No one should ever have 2 different receivers wide open 20+ yards downfield, Tampa 2 or cover 4

That Barnett made a move so antithetical to his ideology shows just how little faith he had in his pass rush. Yet undoing the foundation of his own defense may prove to be his own undoing; with merely 14 rather uninspiring games to his name, Leavitt entered under the guise “quality control analyst” but is effectively Barnett’s forthcoming replacement. That the FSU defense has improved since Leavitt’s onboarding perhaps bodes all the worse for Barnett; Willie Taggart’s first choice for DC when he was first hired is now on staff, waiting in the wings.

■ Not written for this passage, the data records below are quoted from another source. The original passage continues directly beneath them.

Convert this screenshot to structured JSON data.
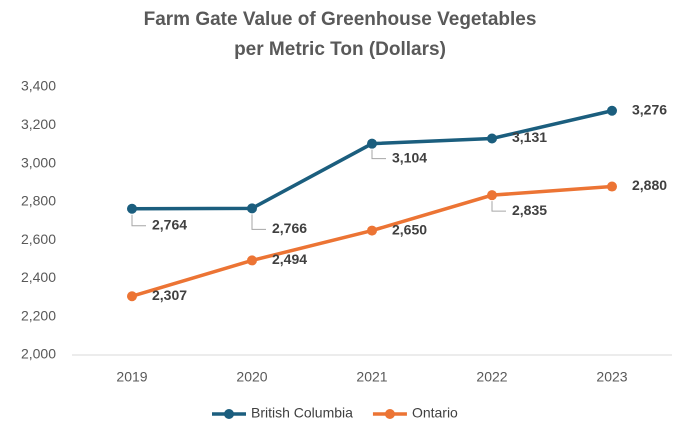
{
  "chart_data": {
    "type": "line",
    "title": [
      "Farm Gate Value of Greenhouse Vegetables",
      "per Metric Ton (Dollars)"
    ],
    "categories": [
      "2019",
      "2020",
      "2021",
      "2022",
      "2023"
    ],
    "series": [
      {
        "name": "British Columbia",
        "color": "#1b5e7e",
        "values": [
          2764,
          2766,
          3104,
          3131,
          3276
        ],
        "value_labels": [
          "2,764",
          "2,766",
          "3,104",
          "3,131",
          "3,276"
        ]
      },
      {
        "name": "Ontario",
        "color": "#ec7434",
        "values": [
          2307,
          2494,
          2650,
          2835,
          2880
        ],
        "value_labels": [
          "2,307",
          "2,494",
          "2,650",
          "2,835",
          "2,880"
        ]
      }
    ],
    "ylim": [
      2000,
      3400
    ],
    "yticks": [
      {
        "value": 2000,
        "label": "2,000"
      },
      {
        "value": 2200,
        "label": "2,200"
      },
      {
        "value": 2400,
        "label": "2,400"
      },
      {
        "value": 2600,
        "label": "2,600"
      },
      {
        "value": 2800,
        "label": "2,800"
      },
      {
        "value": 3000,
        "label": "3,000"
      },
      {
        "value": 3200,
        "label": "3,200"
      },
      {
        "value": 3400,
        "label": "3,400"
      }
    ],
    "grid": false,
    "legend": "bottom"
  }
}
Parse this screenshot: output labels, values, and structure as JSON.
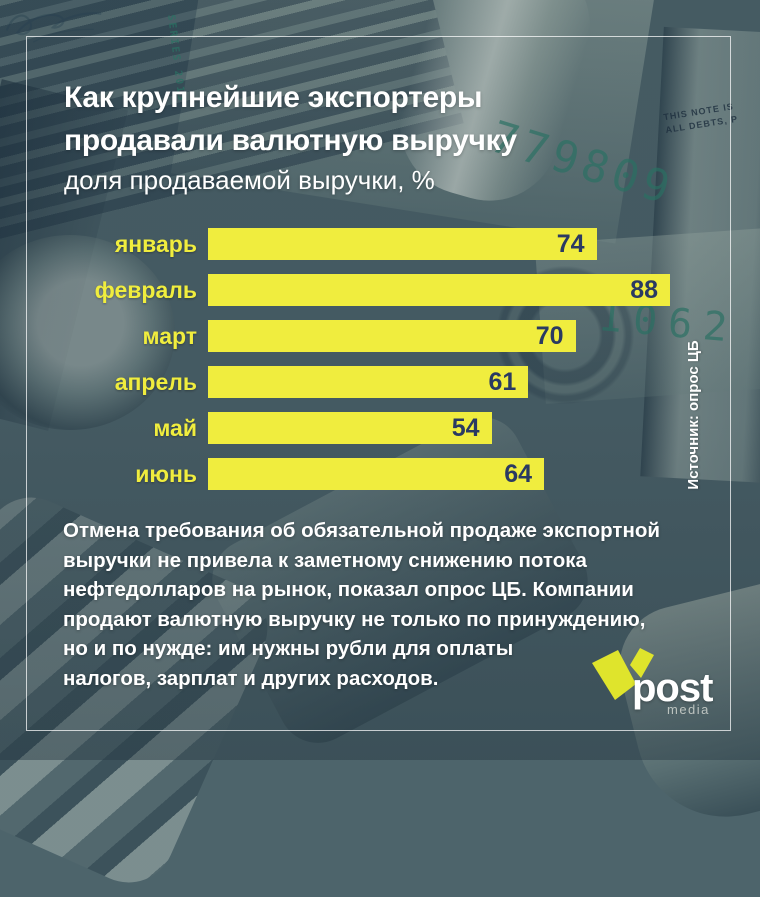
{
  "header": {
    "title_lines": [
      "Как крупнейшие экспортеры",
      "продавали валютную выручку"
    ],
    "subtitle": "доля продаваемой выручки, %"
  },
  "chart_data": {
    "type": "bar",
    "orientation": "horizontal",
    "title": "Как крупнейшие экспортеры продавали валютную выручку",
    "unit_label": "доля продаваемой выручки, %",
    "categories": [
      "январь",
      "февраль",
      "март",
      "апрель",
      "май",
      "июнь"
    ],
    "values": [
      74,
      88,
      70,
      61,
      54,
      64
    ],
    "xlim": [
      0,
      100
    ],
    "grid": false,
    "legend": "none",
    "value_labels_inside_bar": true,
    "bar_color": "#f0ed3e",
    "category_label_color": "#f0ed3e",
    "value_label_color": "#2a3a62"
  },
  "source": {
    "label": "Источник: опрос ЦБ"
  },
  "footnote": {
    "lines": [
      "Отмена требования об обязательной продаже экспортной",
      "выручки не привела к заметному снижению потока",
      "нефтедолларов на рынок, показал опрос ЦБ. Компании",
      "продают валютную выручку не только по принуждению,",
      "но и по нужде: им нужны рубли для оплаты",
      "налогов, зарплат и других расходов."
    ]
  },
  "logo": {
    "name": "post",
    "sub": "media",
    "mark_color": "#dfe42c"
  },
  "background_photo": {
    "serial_number": "779809",
    "digits_right": "1062",
    "series_label": "SERIES 2013",
    "note_line_1": "THIS NOTE IS",
    "note_line_2": "ALL DEBTS, P"
  }
}
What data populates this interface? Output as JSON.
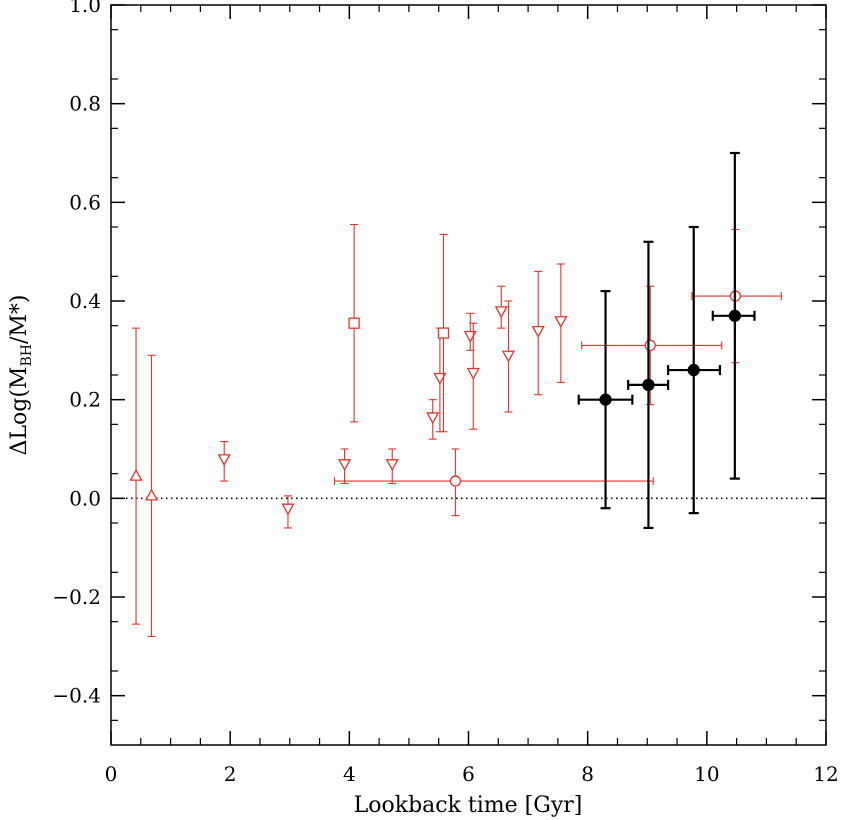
{
  "chart_data": {
    "type": "scatter",
    "xlabel": "Lookback time [Gyr]",
    "ylabel": {
      "prefix": "ΔLog(M",
      "sub": "BH",
      "suffix": "/M*)"
    },
    "xlim": [
      0,
      12
    ],
    "ylim": [
      -0.5,
      1.0
    ],
    "x_ticks": [
      "0",
      "2",
      "4",
      "6",
      "8",
      "10",
      "12"
    ],
    "y_ticks": [
      "−0.4",
      "−0.2",
      "0.0",
      "0.2",
      "0.4",
      "0.6",
      "0.8",
      "1.0"
    ],
    "reference_line": {
      "y": 0.0,
      "style": "dotted"
    },
    "series": [
      {
        "marker": "triangle-up",
        "color": "#e8332a",
        "filled": false,
        "points": [
          {
            "x": 0.42,
            "y": 0.045,
            "y_lo": -0.255,
            "y_hi": 0.345
          },
          {
            "x": 0.68,
            "y": 0.005,
            "y_lo": -0.28,
            "y_hi": 0.29
          }
        ]
      },
      {
        "marker": "triangle-down",
        "color": "#e8332a",
        "filled": false,
        "points": [
          {
            "x": 1.9,
            "y": 0.08,
            "y_lo": 0.035,
            "y_hi": 0.115
          },
          {
            "x": 2.97,
            "y": -0.02,
            "y_lo": -0.06,
            "y_hi": 0.005
          },
          {
            "x": 3.92,
            "y": 0.07,
            "y_lo": 0.03,
            "y_hi": 0.1
          },
          {
            "x": 4.72,
            "y": 0.07,
            "y_lo": 0.03,
            "y_hi": 0.1
          },
          {
            "x": 5.4,
            "y": 0.165,
            "y_lo": 0.12,
            "y_hi": 0.2
          },
          {
            "x": 5.52,
            "y": 0.245,
            "y_lo": 0.135,
            "y_hi": 0.345
          },
          {
            "x": 6.03,
            "y": 0.33,
            "y_lo": 0.3,
            "y_hi": 0.375
          },
          {
            "x": 6.08,
            "y": 0.255,
            "y_lo": 0.14,
            "y_hi": 0.355
          },
          {
            "x": 6.55,
            "y": 0.38,
            "y_lo": 0.345,
            "y_hi": 0.43
          },
          {
            "x": 6.67,
            "y": 0.29,
            "y_lo": 0.175,
            "y_hi": 0.4
          },
          {
            "x": 7.17,
            "y": 0.34,
            "y_lo": 0.21,
            "y_hi": 0.46
          },
          {
            "x": 7.55,
            "y": 0.36,
            "y_lo": 0.235,
            "y_hi": 0.475
          }
        ]
      },
      {
        "marker": "square",
        "color": "#e8332a",
        "filled": false,
        "points": [
          {
            "x": 4.08,
            "y": 0.355,
            "y_lo": 0.155,
            "y_hi": 0.555
          },
          {
            "x": 5.58,
            "y": 0.335,
            "y_lo": 0.135,
            "y_hi": 0.535
          }
        ]
      },
      {
        "marker": "circle",
        "color": "#e8332a",
        "filled": false,
        "points": [
          {
            "x": 5.78,
            "y": 0.035,
            "y_lo": -0.035,
            "y_hi": 0.1,
            "x_lo": 3.75,
            "x_hi": 9.1
          },
          {
            "x": 9.05,
            "y": 0.31,
            "y_lo": 0.19,
            "y_hi": 0.43,
            "x_lo": 7.9,
            "x_hi": 10.25
          },
          {
            "x": 10.48,
            "y": 0.41,
            "y_lo": 0.275,
            "y_hi": 0.545,
            "x_lo": 9.75,
            "x_hi": 11.25
          }
        ]
      },
      {
        "marker": "circle",
        "color": "#000000",
        "filled": true,
        "points": [
          {
            "x": 8.3,
            "y": 0.2,
            "y_lo": -0.02,
            "y_hi": 0.42,
            "x_lo": 7.85,
            "x_hi": 8.75
          },
          {
            "x": 9.02,
            "y": 0.23,
            "y_lo": -0.06,
            "y_hi": 0.52,
            "x_lo": 8.68,
            "x_hi": 9.35
          },
          {
            "x": 9.78,
            "y": 0.26,
            "y_lo": -0.03,
            "y_hi": 0.55,
            "x_lo": 9.35,
            "x_hi": 10.22
          },
          {
            "x": 10.47,
            "y": 0.37,
            "y_lo": 0.04,
            "y_hi": 0.7,
            "x_lo": 10.1,
            "x_hi": 10.8
          }
        ]
      }
    ]
  }
}
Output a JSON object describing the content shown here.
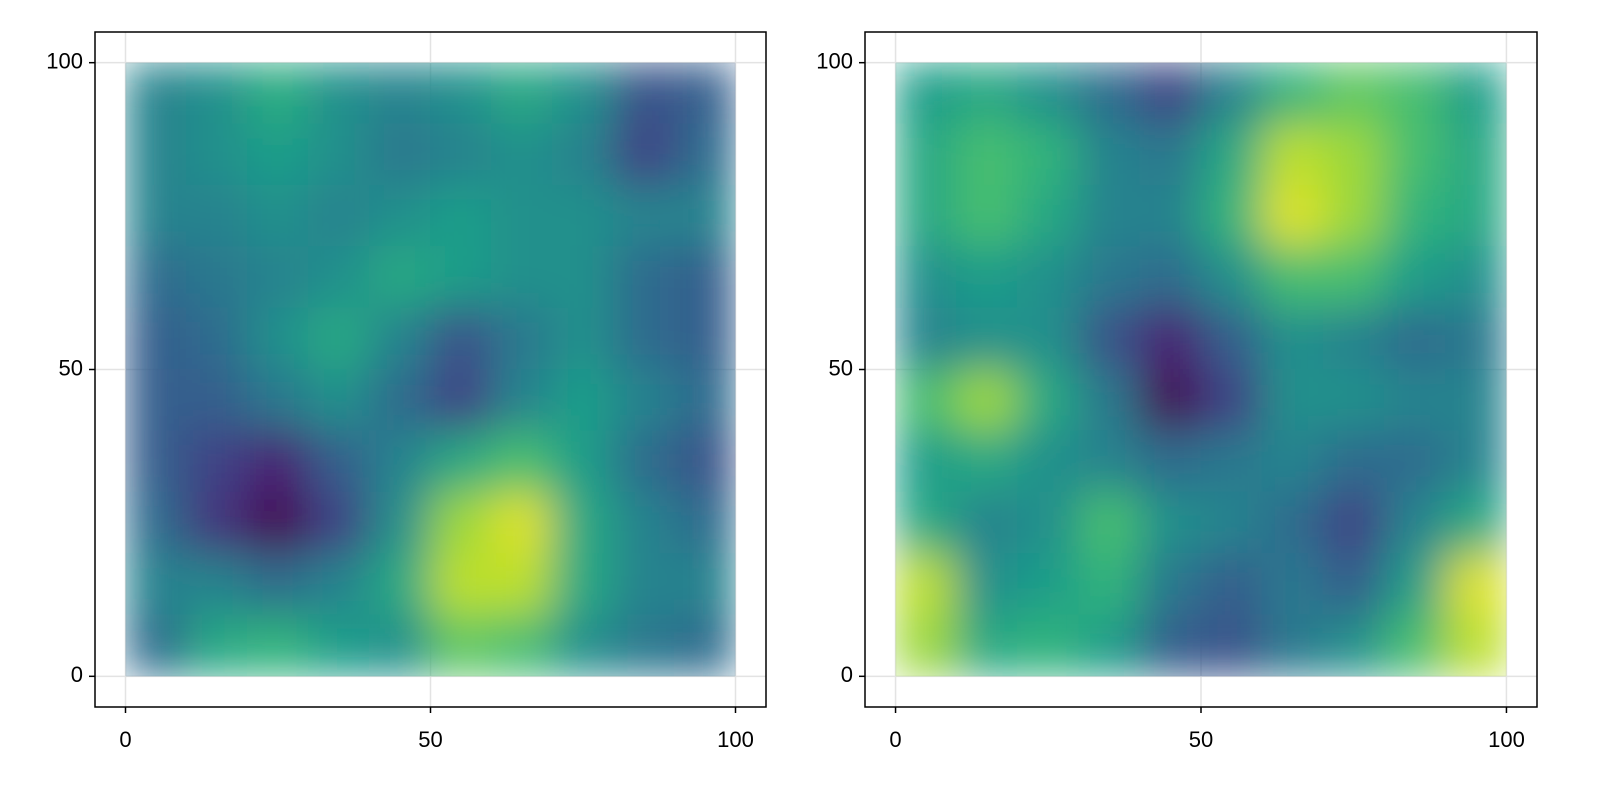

Since Leavitt’s arrival, FSU showed improvement in a close loss to UVA, and extremely encouraging performances against Louisville and NC State. Most auspiciously, it seems Leavitt reminded Barnett to stick with what he knows:

The 4 down, shallow cover 4 shell returns!

The return to a 4 down look is actually more likely due to a surprisingly better than expected pass rush; if there’s a silver lining, it’s that the pass rush has exceeded expectations even pre-Leavitt. Janarius Robinson, in particular, has been a bright spot for the FSU defense (though he’s suspended for the first half Saturday thanks to a targeting penalty).

The most noticeable vulnerability in the FSU defense to my eyes though has been their refusal, or inability, to disguise coverages. They’ve been unafraid to show pressure looks which confuse quarterbacks in general, but when in man (3rd downs), Tampa 2 (changeup) or cover 4 (base), there is no disguise and even backup QBs have known where to go at the snap.

From the standard shallow cover 4 shell, the Mike LB is cheating into Tampa 2 depth. All the QB has to do is read the corner to know if he’s sitting in the flat or dropping into a deep quarter. He sat, and the corner route was open.
Obvious cover 4, no attempt to disguise. The known weaknesses: in routes and swings into the flat.

A mercurial defense with known and easily identifiable tendencies — lacking its best pass rusher for a half to boot — should indeed be just what Dr STS ordered. Whether Leavitt and Barnett underwent the same sort of intensive self-scouting we can only hope Jeff Scott and Tony Elliott did will be the difference in a comfortable afternoon and another frustrating (yet presumably undramatic) victory.

Hornibrook will find some playing time and presents a higher floor than starting QB James Blackman, but any hopes of an upset hinge on Blackman surviving the Venables defense and slinging the ball downfield. The offensive line is still bad, though Cam Akers is a threat if he finds room. The bottom line, which will remain a broken record until the postseason: Clemson is still too good at every position unless the opponent plays above themselves (see: UNC) or Clemson remains sloppy (see also: UNC).

FSU under Taggart is still a work in progress on both sides of the ball; Clemson merely needs a tuneup. If precedent holds, the bye week was the tuneup.